The coarseness and brutality of the language is reflected in the design by Justin Nardella, the stage rakes up with a construct of junk, a mess of TV’s, antiques and take away food wrappings. While this does make for some interesting playing spaces, for the most part the set is completely superfluous and at worst rather distracting from the realities of the language. The TV’s embedded in the set flicker on and off with AV that has no bearing on the performance and really seems like an attempt to incorporate vision for visions sake. Yes, indeed we are living in a world of advertising, shock! Far more effective would the play have been if we were allowed to just engage with these ‘cool’ young actors and the text standing alone.
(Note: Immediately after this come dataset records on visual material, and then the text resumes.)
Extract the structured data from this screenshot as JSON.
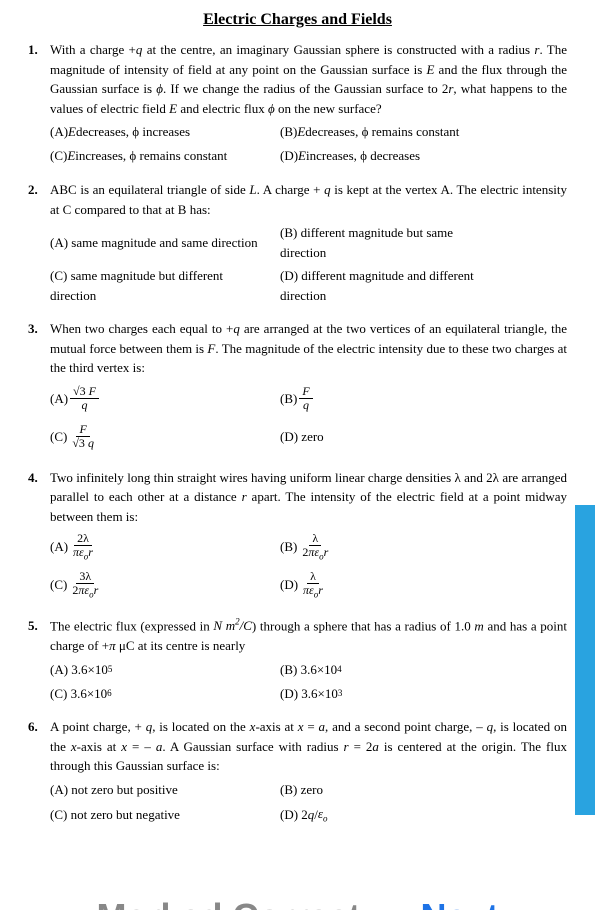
{
  "title": "Electric Charges and Fields",
  "questions": [
    {
      "num": "1.",
      "text": "With a charge +<i>q</i> at the centre, an imaginary Gaussian sphere is constructed with a radius <i>r</i>. The magnitude of intensity of field at any point on the Gaussian surface is <i>E</i> and the flux through the Gaussian surface is <i>ϕ</i>. If we change the radius of the Gaussian surface to 2<i>r</i>, what happens to the values of electric field <i>E</i> and electric flux <i>ϕ</i> on the new surface?",
      "options": [
        [
          "(A) <i>E</i> decreases, ϕ increases",
          "(B) <i>E</i> decreases, ϕ remains constant"
        ],
        [
          "(C) <i>E</i> increases, ϕ remains constant",
          "(D) <i>E</i> increases, ϕ decreases"
        ]
      ]
    },
    {
      "num": "2.",
      "text": "ABC is an equilateral triangle of side <i>L</i>. A charge + <i>q</i> is kept at the vertex A. The electric intensity at C compared to that at B has:",
      "options": [
        [
          "(A) same magnitude and same direction",
          "(B) different magnitude but same direction"
        ],
        [
          "(C) same magnitude but different direction",
          "(D) different magnitude and different direction"
        ]
      ]
    },
    {
      "num": "3.",
      "text": "When two charges each equal to +<i>q</i> are arranged at the two vertices of an equilateral triangle, the mutual force between them is <i>F</i>. The magnitude of the electric intensity due to these two charges at the third vertex is:",
      "options_frac": [
        [
          {
            "label": "(A)",
            "num": "√3 <i>F</i>",
            "den": "<i>q</i>"
          },
          {
            "label": "(B)",
            "num": "<i>F</i>",
            "den": "<i>q</i>"
          }
        ],
        [
          {
            "label": "(C)",
            "num": "<i>F</i>",
            "den": "√3 <i>q</i>"
          },
          {
            "label": "(D)",
            "plain": "zero"
          }
        ]
      ]
    },
    {
      "num": "4.",
      "text": "Two infinitely long thin straight wires having uniform linear charge densities λ and 2λ are arranged parallel to each other at a distance <i>r</i> apart. The intensity of the electric field at a point midway between them is:",
      "options_frac": [
        [
          {
            "label": "(A)",
            "num": "2λ",
            "den": "<i>πε<span class='sub'>o</span>r</i>"
          },
          {
            "label": "(B)",
            "num": "λ",
            "den": "2<i>πε<span class='sub'>o</span>r</i>"
          }
        ],
        [
          {
            "label": "(C)",
            "num": "3λ",
            "den": "2<i>πε<span class='sub'>o</span>r</i>"
          },
          {
            "label": "(D)",
            "num": "λ",
            "den": "<i>πε<span class='sub'>o</span>r</i>"
          }
        ]
      ]
    },
    {
      "num": "5.",
      "text": "The electric flux (expressed in <i>N m<span class='sup'>2</span>/C</i>) through a sphere that has a radius of 1.0 <i>m</i> and has a point charge of +<i>π</i> μC at its centre is nearly",
      "options": [
        [
          "(A) 3.6×10<span class='sup'>5</span>",
          "(B) 3.6×10<span class='sup'>4</span>"
        ],
        [
          "(C) 3.6×10<span class='sup'>6</span>",
          "(D) 3.6×10<span class='sup'>3</span>"
        ]
      ]
    },
    {
      "num": "6.",
      "text": "A point charge, + <i>q</i>, is located on the <i>x</i>-axis at <i>x</i> = <i>a</i>, and a second point charge, – <i>q</i>, is located on the <i>x</i>-axis at <i>x</i> = – <i>a</i>. A Gaussian surface with radius <i>r</i> = 2<i>a</i> is centered at the origin. The flux through this Gaussian surface is:",
      "options": [
        [
          "(A) not zero but positive",
          "(B) zero"
        ],
        [
          "(C) not zero but negative",
          "(D) 2<i>q</i> / <i>ε<span class='sub'>o</span></i>"
        ]
      ]
    }
  ],
  "footer": {
    "marked": "Marked Correct",
    "next": "Next"
  }
}
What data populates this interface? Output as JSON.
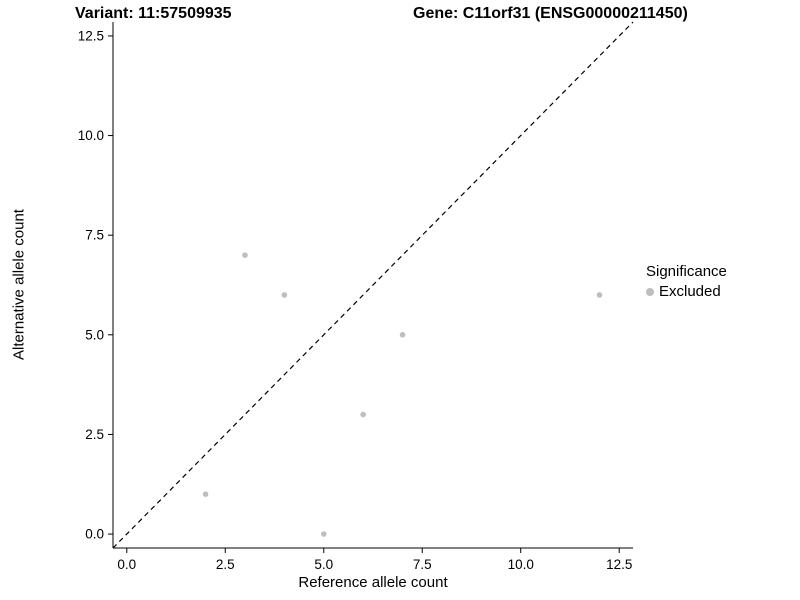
{
  "title": {
    "variant": "Variant: 11:57509935",
    "gene": "Gene: C11orf31 (ENSG00000211450)"
  },
  "chart_data": {
    "type": "scatter",
    "title": "Variant: 11:57509935   Gene: C11orf31 (ENSG00000211450)",
    "xlabel": "Reference allele count",
    "ylabel": "Alternative allele count",
    "xlim": [
      -0.35,
      12.85
    ],
    "ylim": [
      -0.35,
      12.85
    ],
    "xticks": [
      0,
      2.5,
      5,
      7.5,
      10,
      12.5
    ],
    "yticks": [
      0,
      2.5,
      5,
      7.5,
      10,
      12.5
    ],
    "grid": false,
    "identity_line": {
      "equation": "y = x",
      "style": "dashed",
      "color": "#000000"
    },
    "series": [
      {
        "name": "Excluded",
        "color": "#bebebe",
        "points": [
          [
            2,
            1
          ],
          [
            3,
            7
          ],
          [
            4,
            6
          ],
          [
            5,
            0
          ],
          [
            6,
            3
          ],
          [
            7,
            5
          ],
          [
            12,
            6
          ]
        ]
      }
    ],
    "legend": {
      "title": "Significance",
      "position": "right",
      "entries": [
        {
          "label": "Excluded",
          "color": "#bebebe"
        }
      ]
    }
  }
}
In terms of affecting my emerging practice, Ladybird highlights the problems inherent to incorporating design in theatre. Where is the line between an illuminating and beautiful design that is inseparable to the action of a performance and a pointless add on that is tacted on to a text? I’m certainly not sure yet. It is to Ladybird’s credit that this split was so obvious, for I would not have been able to make this distinction if the texts adaption were not so keen and so dazzling.


Ps. Also. Herbal Cigarettes? I was frustrated by this claustrophobic party not smelling anything like one. In fact it smelt more like a Body Shop, or a room full of incense. I say to hell with the audiences sensitive nostrils, give us the real smell of decay.


I disagree almost completely about the set being superfluous. Rather than take away from the realities of the language, the set offered the perfect frame, its overbearing nature highlighting how all these coarse, brutal characters are merely products of their harsh environment. It allowed for the simplest of scene changes and the two “trick” moments, where Slavik disappeared through a newly discovered hole in the ground and then again through the fridge door, were just magic. The only element I found to be tiresome were the TVs, which I agree felt quite token, as if they had been added late and not fully explored. However, their being switched off added a nice accent to the final moments of the play, certainly a much nicer effect than the half-hearted attempt at snow falling that was simply not required.

Overall, I thought the show was outstanding, with remarkable performances of a fascinating text. An exciting start to the next section of the B Sharp season.